The Twitter announcement that Newt Gingrich will announce his presidential run on Sean Hannity’s show on Fox News makes official what everyone had long suspected. For those who have been following the former speaker since his days as a bomb-throwing member of a despised and powerless minority in the House of Representatives, this marks the culmination of a remarkable career. For decades, Newt Gingrich has been talking about big ideas, historical trends, and his vision of America’s place in the world. For him to have never run for president would have been somehow incongruous. He had to do it eventually.
But to note the inevitability of this moment says nothing about the viability of Gingrich’s candidacy. Granted, at this time in the election cycle, almost anybody could be said to have some chance to win the Republican nomination.
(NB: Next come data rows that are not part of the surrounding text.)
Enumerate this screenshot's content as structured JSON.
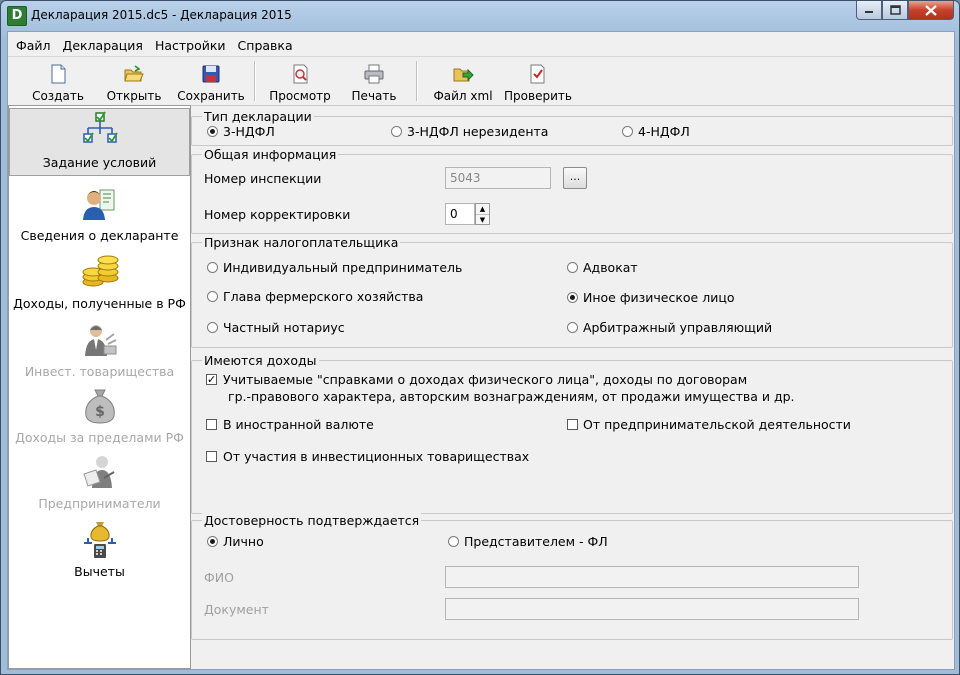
{
  "window": {
    "title": "Декларация 2015.dc5 - Декларация 2015",
    "app_icon_letter": "D"
  },
  "menu": [
    "Файл",
    "Декларация",
    "Настройки",
    "Справка"
  ],
  "toolbar": {
    "create": "Создать",
    "open": "Открыть",
    "save": "Сохранить",
    "preview": "Просмотр",
    "print": "Печать",
    "xml_file": "Файл xml",
    "check": "Проверить"
  },
  "sidebar": {
    "items": [
      {
        "label": "Задание условий",
        "icon": "conditions-icon",
        "selected": true,
        "enabled": true
      },
      {
        "label": "Сведения о декларанте",
        "icon": "declarant-icon",
        "enabled": true
      },
      {
        "label": "Доходы, полученные в РФ",
        "icon": "coins-icon",
        "enabled": true
      },
      {
        "label": "Инвест. товарищества",
        "icon": "investor-icon",
        "enabled": false
      },
      {
        "label": "Доходы за пределами РФ",
        "icon": "money-bag-icon",
        "enabled": false
      },
      {
        "label": "Предприниматели",
        "icon": "entrepreneur-icon",
        "enabled": false
      },
      {
        "label": "Вычеты",
        "icon": "deductions-icon",
        "enabled": true
      }
    ]
  },
  "decl_type": {
    "title": "Тип декларации",
    "options": [
      "3-НДФЛ",
      "3-НДФЛ нерезидента",
      "4-НДФЛ"
    ],
    "selected": 0
  },
  "general": {
    "title": "Общая информация",
    "inspection_label": "Номер инспекции",
    "inspection_value": "5043",
    "browse_label": "...",
    "correction_label": "Номер корректировки",
    "correction_value": "0"
  },
  "taxpayer": {
    "title": "Признак налогоплательщика",
    "options_left": [
      "Индивидуальный предприниматель",
      "Глава фермерского хозяйства",
      "Частный нотариус"
    ],
    "options_right": [
      "Адвокат",
      "Иное физическое лицо",
      "Арбитражный управляющий"
    ],
    "selected": "Иное физическое лицо"
  },
  "income": {
    "title": "Имеются доходы",
    "main_line1": "Учитываемые \"справками о доходах физического лица\", доходы по договорам",
    "main_line2": "гр.-правового характера, авторским вознаграждениям, от продажи имущества и др.",
    "main_checked": true,
    "foreign_currency": "В иностранной валюте",
    "business": "От предпринимательской деятельности",
    "investment": "От участия в инвестиционных товариществах"
  },
  "confirmation": {
    "title": "Достоверность подтверждается",
    "personal": "Лично",
    "representative": "Представителем - ФЛ",
    "fio_label": "ФИО",
    "document_label": "Документ"
  }
}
Including those figures who have no intention of running. All the declared candidates are flawed for different reasons. Most put forward rationales for their decisions to run because they fill a certain niche of the political market, be it Tea Party activism, social issues, foreign policy expertise or even extremist libertarianism. But what niche does Gingrich fill, other than nostalgia for the 1990s?
All candidates have their personal baggage, but does anyone have as much as Gingrich? It is not just the personal philandering while at the same time seeking to impeach a president from charges related to the same shortcoming—although that will continue to haunt him. Gingrich may well have been the greatest minority leader in the modern history of the House of Representatives as he led a GOP group that no one thought had a chance to ever be a majority to a historic victory in 1994. But by the same token, he may have been one of the worst speakers in the history of the House, which is no mean feat considering some of his predecessors. Gingrich’s arrogance and petulance in that post was of historic dimensions.
The point is not that he has had his failures. He is far from unique in that respect. It is, rather, that his one moment in control of things was surely the least admirable portion of his public career. Some of the potential candidates have experience running states as former governors and they are counting on their successful terms in office to serve as the chief argument for their run for higher office. Others have no real executive experience but believe other factors outweigh this. But none has the distinction of being a man who has had one taste of power and proved himself to be utterly unequal to the task.
So long as his ability to speak is intact one shouldn’t count out Newt Gingrich completely. He is a great communicator and it should be interesting to watch him on the stump. His will likely be a campaign of ideas and that is always a good thing for any party, especially since many of his ideas have always been good ones though they are often unconnected to each other or contradictory. But no matter how articulate Gingrich may be, he’s going to have a hard time explaining why he, of all people, ought to be elected president.